A DC_ADD_CAPACITY event can span multiple event records grouped together
by the CXL_DCD_EVENT_MORE flag. Extents are staged in the pending list until
the last event record ('More'=0) is received, at which point the pending
list is processed. If the device opens such a chain (More=1) but never
sends the closing record, the staged list sits indefinitely.

Add a delayed-work watchdog that, on expiry, refuses the chain with an
empty ADD_DC_RESPONSE and drops the staged list.

The 20s timeout is a conservative upper bound and may be tightened
later.

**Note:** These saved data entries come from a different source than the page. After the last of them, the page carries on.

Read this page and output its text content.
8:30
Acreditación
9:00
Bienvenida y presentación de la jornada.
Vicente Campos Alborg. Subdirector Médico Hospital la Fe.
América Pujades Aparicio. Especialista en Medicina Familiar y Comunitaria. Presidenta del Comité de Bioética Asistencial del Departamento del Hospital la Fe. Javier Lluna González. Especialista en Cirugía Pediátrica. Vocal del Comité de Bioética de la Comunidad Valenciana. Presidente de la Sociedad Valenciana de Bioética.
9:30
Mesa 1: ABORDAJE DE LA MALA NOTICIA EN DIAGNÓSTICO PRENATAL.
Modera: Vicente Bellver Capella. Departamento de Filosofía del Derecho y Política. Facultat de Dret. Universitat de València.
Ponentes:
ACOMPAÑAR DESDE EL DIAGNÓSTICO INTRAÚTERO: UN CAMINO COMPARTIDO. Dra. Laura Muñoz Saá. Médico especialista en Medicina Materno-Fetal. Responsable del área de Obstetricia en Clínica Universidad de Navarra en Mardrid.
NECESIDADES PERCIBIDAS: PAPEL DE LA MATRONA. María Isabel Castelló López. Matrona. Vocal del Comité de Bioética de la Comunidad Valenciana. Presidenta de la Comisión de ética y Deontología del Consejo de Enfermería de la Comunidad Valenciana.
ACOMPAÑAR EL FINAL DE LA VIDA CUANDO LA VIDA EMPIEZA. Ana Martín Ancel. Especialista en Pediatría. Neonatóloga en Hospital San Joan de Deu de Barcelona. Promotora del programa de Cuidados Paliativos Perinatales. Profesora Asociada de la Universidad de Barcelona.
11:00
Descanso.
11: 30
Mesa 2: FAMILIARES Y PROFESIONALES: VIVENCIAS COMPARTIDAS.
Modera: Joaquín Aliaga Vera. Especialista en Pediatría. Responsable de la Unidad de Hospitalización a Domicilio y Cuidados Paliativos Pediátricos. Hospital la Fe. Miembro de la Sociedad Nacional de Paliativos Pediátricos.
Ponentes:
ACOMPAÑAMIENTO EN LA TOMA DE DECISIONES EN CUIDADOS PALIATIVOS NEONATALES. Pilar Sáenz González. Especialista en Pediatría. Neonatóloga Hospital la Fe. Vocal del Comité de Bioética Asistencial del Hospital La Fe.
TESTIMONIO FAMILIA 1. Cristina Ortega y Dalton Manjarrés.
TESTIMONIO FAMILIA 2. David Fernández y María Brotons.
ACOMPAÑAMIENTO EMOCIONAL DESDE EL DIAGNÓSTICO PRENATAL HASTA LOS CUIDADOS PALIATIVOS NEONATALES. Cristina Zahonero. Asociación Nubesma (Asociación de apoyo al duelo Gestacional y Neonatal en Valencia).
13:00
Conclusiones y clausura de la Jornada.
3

The timeout is purely defensive — the spec does not require it,
but prevents issues from a lost mailbox response or a crashed fabric manager.

Signed-off-by: Anisa Su <[email protected]>
---
 drivers/cxl/core/mbox.c | 73 ++++++++++++++++++++++++++++++++++++++++-
 drivers/cxl/cxlmem.h    | 23 ++++++++++---
 2 files changed, 91 insertions(+), 5 deletions(-)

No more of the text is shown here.